Five steps to support giving: Step 5 Saying please and thank you

First published on: 24th February 2022

We come to the end of our series on practical steps to support generous giving in 2022. Up this week: asking and saying thank you.

Please and thank you are simple, powerful courtesies we learn as children. They are also key pieces in the stewardship jigsaw, although we tend to say please more than thank you!

Our stewardship ‘please’ is never about pleading for financial help from a reluctant congregation. It is a confident invitation to all followers of Jesus to be drawn into the generosity of God. For St Paul giving is not “reluctantly or under compulsion for God loves a joyful giver” (2 Cor 9:7).

Our stewardship ‘thank you’ is certainly a warm response for gifts given by faithful disciples but there’s more. Paul ends his money letter (2 Corinthians 8-9) not by saying what the money will do or with thanks for generous gifts from Corinth but with doxology: thanks be to God for his indescribable gift! (2 Cor 9:15). So, three suggestions for please and thank you.

Ask with confidence.

It may be the treasurer sharing financial facts, the finance committee proposing a stewardship initiative or a preacher stepping into the pulpit: be confident. Your please matters, it makes a difference, changes lives. So have confidence when saying please, confidence in a shared congregational commitment to ministry and mission and confidence in the abundance of our God.

Top tip: natural though it is, don’t apologise or use humour to hide reluctance or embarrassment. If there is financial need or mission opportunity explain it; if preaching generosity do so with confidence and conviction.

 

Say thank you, and thank you again, for the gifts.
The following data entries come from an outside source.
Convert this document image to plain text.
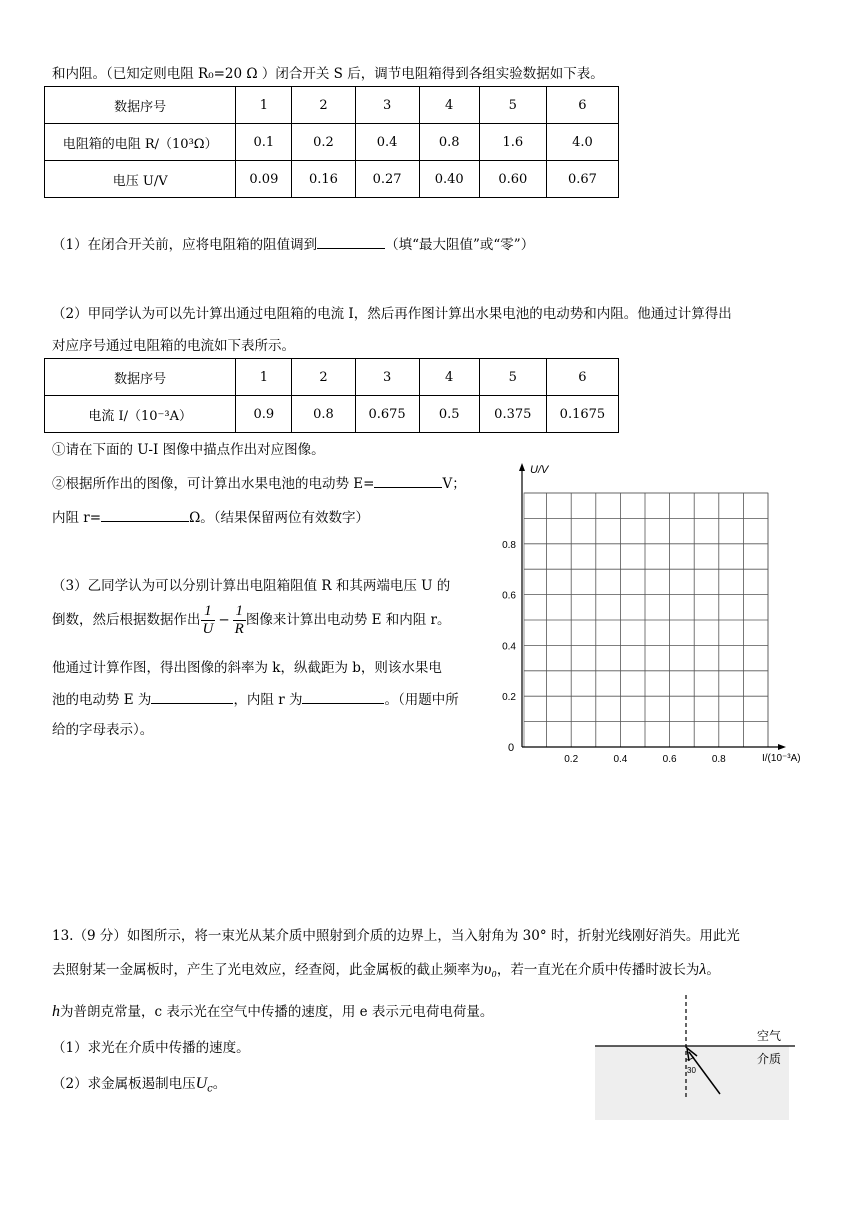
和内阻。（已知定则电阻 R₀=20 Ω ）闭合开关 S 后，调节电阻箱得到各组实验数据如下表。
数据序号	1	2	3	4	5	6
电阻箱的电阻 R/（10³Ω）	0.1	0.2	0.4	0.8	1.6	4.0
电压 U/V	0.09	0.16	0.27	0.40	0.60	0.67
（1）在闭合开关前，应将电阻箱的阻值调到	（填“最大阻值”或“零”）
（2）甲同学认为可以先计算出通过电阻箱的电流 I，然后再作图计算出水果电池的电动势和内阻。他通过计算得出
对应序号通过电阻箱的电流如下表所示。
数据序号	1	2	3	4	5	6
电流 I/（10⁻³A）	0.9	0.8	0.675	0.5	0.375	0.1675
①请在下面的 U-I 图像中描点作出对应图像。
②根据所作出的图像，可计算出水果电池的电动势 E=	V；
内阻 r=	Ω。（结果保留两位有效数字）
（3）乙同学认为可以分别计算出电阻箱阻值 R 和其两端电压 U 的
倒数，然后根据数据作出 $\frac{1}{U} - \frac{1}{R}$ 图像来计算出电动势 E 和内阻 r。
他通过计算作图，得出图像的斜率为 k，纵截距为 b，则该水果电
池的电动势 E 为	，内阻 r 为	。（用题中所
给的字母表示）。
U/V
I/(10⁻³A)
0
0.2	0.4	0.6	0.8
0.2
0.4
0.6
0.8
13.（9 分）如图所示，将一束光从某介质中照射到介质的边界上，当入射角为 30° 时，折射光线刚好消失。用此光
去照射某一金属板时，产生了光电效应，经查阅，此金属板的截止频率为υ₀，若一直光在介质中传播时波长为λ。
h为普朗克常量，c 表示光在空气中传播的速度，用 e 表示元电荷电荷量。
（1）求光在介质中传播的速度。
（2）求金属板遏制电压$U_c$。
空气
介质
30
Busy lives, busy church; we forget so easily. Robert Emmons reminds us that thank you is a two-sided coin. First, thank you acknowledges: we stop to note what is given. Second, thank you recognises: what is given is truly a gift. It is not earned, never taken for granted. This is transformational. We can never say thank you enough, so let’s try.
 

Top Tip: an annual letter of thanks to all planned givers has been commended good practice since the 2009 report Giving for Life. It’s a great place to start but not the only thank you. Use the magazine, website, social media. Say thank you at the PCC & APCM, in the notices, in conversations
 

Express appreciation for the giver.


Appreciation looks beyond the gift to the person giving and our maturity as disciples. In Phil 4:14-18 Paul is certainly grateful for the gifts that meet his needs, just as we are grateful for the gifts that sustain our churches, our mission and ministry. But Paul also appreciates the gospel partnership in giving and receiving, looking beyond the gifts to generous disciples.
 

Top Tip: mind your language; avoid bills, budgets, and ‘paying our way’. Instead talk about the difference giving makes and always frame giving as a response to God’s grace, as discipleship, worship and gratitude to our generous God.

 

For Christians, generosity and gratitude is rooted in the generosity of a God who gives us everything in Jesus. And as long as we have voices we say in prayerful gratitude as we give: All things come from you, and of your own do we give you.